5) Use contrasting and boundary cases to highlight organising features. As specified in this section, cases are often used in teaching. However, presenting them with some compare-and-contrast analysis, may be more effective. Perhaps I do it unwittingly, but I never thought about presenting contrasting cases as a teaching strategy.
6) Explicitly highlight deep features. Here, specific examples would have been useful. I’m not able to identify examples that do share deep features but differ superficially or problems that are superficially similar but operate on different structural principles. Are there such examples in programming? I need to think more about this.
7) Make conections among concepts explicit. I do this all the time and it really works well, including asking questions that require students to make connections themselves.
8) Encourage students to work with multiple organising structures. This seems a hyper useful approach and I’ve to find a way to insert it in my teaching. Actually, I’m so happy when I see students have become able to categorise a set of items according to one organisational schema, that I don’t dare to ask them to do it according to more than one!!!
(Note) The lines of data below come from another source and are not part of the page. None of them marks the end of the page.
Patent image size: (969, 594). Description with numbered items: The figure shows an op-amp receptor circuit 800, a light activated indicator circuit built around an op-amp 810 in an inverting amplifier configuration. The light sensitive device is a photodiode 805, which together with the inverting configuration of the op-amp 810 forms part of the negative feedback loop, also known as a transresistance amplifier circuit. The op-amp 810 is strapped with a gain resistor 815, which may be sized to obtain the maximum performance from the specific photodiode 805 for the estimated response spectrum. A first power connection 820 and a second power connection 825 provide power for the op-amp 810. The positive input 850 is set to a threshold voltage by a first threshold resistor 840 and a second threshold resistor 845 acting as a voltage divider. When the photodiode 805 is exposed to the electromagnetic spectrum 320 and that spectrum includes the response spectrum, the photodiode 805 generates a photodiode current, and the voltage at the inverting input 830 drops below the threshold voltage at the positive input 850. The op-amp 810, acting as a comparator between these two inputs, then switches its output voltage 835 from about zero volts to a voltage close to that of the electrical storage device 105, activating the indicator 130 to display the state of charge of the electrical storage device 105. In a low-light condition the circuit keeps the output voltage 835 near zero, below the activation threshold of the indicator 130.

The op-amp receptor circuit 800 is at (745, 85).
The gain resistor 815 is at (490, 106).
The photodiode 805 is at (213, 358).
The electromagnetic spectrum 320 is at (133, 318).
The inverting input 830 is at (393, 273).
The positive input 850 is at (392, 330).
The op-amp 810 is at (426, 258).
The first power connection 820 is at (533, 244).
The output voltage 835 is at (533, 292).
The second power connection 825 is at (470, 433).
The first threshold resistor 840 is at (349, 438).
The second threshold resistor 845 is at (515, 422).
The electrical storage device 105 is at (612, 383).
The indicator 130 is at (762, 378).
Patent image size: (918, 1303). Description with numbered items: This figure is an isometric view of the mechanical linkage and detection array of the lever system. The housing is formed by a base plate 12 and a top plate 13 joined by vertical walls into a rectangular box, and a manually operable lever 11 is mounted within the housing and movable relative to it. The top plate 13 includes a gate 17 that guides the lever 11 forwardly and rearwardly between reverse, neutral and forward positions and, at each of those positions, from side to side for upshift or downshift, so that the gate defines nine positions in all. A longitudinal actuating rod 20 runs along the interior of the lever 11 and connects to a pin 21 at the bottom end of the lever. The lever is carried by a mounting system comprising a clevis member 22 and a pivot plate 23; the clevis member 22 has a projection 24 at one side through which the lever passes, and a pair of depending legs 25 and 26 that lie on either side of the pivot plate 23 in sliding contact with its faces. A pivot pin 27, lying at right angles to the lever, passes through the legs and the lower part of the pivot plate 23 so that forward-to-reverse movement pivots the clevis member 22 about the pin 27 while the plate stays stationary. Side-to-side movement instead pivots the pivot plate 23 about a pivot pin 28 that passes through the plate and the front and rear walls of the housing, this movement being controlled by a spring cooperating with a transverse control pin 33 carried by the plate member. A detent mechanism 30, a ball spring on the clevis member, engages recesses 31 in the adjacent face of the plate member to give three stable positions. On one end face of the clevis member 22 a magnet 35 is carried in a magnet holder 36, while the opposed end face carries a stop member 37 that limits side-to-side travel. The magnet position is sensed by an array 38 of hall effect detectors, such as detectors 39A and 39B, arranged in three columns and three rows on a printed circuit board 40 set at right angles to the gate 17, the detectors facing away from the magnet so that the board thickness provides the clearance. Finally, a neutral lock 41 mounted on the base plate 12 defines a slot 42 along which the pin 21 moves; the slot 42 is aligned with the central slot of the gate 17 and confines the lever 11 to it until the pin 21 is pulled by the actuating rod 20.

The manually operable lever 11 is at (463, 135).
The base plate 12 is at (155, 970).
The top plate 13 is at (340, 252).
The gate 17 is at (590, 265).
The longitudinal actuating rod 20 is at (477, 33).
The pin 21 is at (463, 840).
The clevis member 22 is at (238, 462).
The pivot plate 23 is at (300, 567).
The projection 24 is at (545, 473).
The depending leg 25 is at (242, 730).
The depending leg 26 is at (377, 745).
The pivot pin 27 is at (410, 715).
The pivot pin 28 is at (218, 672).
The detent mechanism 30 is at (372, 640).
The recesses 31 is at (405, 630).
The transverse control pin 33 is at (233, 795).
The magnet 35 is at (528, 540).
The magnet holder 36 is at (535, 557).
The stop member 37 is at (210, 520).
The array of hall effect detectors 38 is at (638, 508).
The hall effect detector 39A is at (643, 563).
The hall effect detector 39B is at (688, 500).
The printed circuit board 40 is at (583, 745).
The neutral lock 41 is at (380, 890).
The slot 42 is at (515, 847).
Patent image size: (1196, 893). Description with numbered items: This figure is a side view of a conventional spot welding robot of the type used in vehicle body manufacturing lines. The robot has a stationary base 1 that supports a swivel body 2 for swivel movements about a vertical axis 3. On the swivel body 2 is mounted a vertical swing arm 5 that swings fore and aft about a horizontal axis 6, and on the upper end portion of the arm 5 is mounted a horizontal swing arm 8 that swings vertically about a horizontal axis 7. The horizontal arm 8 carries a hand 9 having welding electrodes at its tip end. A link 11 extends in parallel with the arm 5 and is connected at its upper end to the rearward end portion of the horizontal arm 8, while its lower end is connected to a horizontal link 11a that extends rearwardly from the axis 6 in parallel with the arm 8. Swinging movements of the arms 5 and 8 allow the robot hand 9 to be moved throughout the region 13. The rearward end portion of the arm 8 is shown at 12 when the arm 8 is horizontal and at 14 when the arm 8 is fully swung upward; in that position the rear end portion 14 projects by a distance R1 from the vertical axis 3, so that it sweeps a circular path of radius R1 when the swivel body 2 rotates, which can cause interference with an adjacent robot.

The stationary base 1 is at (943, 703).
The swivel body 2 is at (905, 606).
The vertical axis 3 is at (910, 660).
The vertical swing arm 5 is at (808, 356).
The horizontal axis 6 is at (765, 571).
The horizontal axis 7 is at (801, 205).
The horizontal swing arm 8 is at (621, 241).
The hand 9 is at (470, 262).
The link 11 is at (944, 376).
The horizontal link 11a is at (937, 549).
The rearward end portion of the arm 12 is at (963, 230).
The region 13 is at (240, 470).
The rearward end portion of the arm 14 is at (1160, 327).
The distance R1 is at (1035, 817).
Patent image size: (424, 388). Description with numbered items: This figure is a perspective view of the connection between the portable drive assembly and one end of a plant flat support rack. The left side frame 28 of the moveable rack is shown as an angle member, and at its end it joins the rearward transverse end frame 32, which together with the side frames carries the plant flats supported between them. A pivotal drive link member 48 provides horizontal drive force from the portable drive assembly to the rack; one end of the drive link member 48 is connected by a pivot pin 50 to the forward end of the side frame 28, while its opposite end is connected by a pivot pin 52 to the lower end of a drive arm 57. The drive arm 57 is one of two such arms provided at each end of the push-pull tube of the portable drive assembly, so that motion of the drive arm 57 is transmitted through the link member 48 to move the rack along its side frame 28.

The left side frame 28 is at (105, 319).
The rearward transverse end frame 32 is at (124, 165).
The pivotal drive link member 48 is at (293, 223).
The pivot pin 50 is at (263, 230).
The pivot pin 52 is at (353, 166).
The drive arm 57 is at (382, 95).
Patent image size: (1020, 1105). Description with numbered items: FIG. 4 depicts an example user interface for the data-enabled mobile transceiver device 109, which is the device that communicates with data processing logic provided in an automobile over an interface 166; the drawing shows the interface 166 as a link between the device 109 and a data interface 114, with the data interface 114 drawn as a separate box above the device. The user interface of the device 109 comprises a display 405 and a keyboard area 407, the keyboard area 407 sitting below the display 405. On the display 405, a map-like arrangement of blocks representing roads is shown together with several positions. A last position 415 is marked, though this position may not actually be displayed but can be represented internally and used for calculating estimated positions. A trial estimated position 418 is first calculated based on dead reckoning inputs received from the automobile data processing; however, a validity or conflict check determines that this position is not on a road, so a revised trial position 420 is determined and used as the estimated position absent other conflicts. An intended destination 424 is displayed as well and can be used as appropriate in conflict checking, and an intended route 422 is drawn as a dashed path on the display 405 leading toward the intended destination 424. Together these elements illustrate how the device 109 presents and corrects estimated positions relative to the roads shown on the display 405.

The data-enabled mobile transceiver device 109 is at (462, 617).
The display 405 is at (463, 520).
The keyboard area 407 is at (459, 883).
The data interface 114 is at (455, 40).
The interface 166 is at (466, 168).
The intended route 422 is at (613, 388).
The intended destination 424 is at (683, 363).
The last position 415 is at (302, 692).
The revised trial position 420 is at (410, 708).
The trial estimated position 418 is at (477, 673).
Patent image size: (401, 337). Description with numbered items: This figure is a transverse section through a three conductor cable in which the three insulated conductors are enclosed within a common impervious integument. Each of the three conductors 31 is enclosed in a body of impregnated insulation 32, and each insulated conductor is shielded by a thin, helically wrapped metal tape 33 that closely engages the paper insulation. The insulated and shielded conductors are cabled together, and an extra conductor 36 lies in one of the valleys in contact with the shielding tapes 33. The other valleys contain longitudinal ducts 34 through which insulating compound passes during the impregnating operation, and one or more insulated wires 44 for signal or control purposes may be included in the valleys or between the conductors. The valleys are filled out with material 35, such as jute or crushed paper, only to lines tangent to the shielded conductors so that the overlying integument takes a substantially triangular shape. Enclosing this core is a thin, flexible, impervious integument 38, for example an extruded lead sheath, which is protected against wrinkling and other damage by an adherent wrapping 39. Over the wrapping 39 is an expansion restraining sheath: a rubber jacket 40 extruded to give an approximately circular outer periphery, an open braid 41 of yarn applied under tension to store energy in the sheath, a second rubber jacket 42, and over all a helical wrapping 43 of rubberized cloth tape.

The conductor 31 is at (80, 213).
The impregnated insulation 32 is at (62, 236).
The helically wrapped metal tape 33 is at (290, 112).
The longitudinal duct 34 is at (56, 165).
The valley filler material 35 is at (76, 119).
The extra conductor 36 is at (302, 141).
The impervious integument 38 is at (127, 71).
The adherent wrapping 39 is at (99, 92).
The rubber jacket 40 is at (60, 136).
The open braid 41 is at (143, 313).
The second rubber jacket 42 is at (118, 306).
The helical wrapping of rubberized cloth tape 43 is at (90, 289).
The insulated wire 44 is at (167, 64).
9) Ask students to draw a concept map to expose their knowledge organisations. This is another thing I would like to use more in courses. So far (as described in the comments on chapter 1), in a few courses, I asked students to draw - as a group activity - a concept map of the Python language. The way I do it is very time consuming and, as such, not completely efficient. I will try with quick, more frequent, concept maps as individual activity. I may try then (or ask the students) to group similar concept maps and use the results of the comparison in group discussions/brainstorming.
10) Use a sorting task to expose students’ knowledge organisations. The example reported in this section is not illuminating to me. It is too abstract. As it is presented, it seems too difficult to tempt me to implement it.
11) Monitor students’ work for problems in their knoeledge organisation. Again, this is something I regularly do in courses and I have to recognise it really pays back for all the energy needed to identify the pattern of mistakes they make. It is quite easy to identify patterns of mistakes from one course to another (on the same discipline), more difficult during the same course.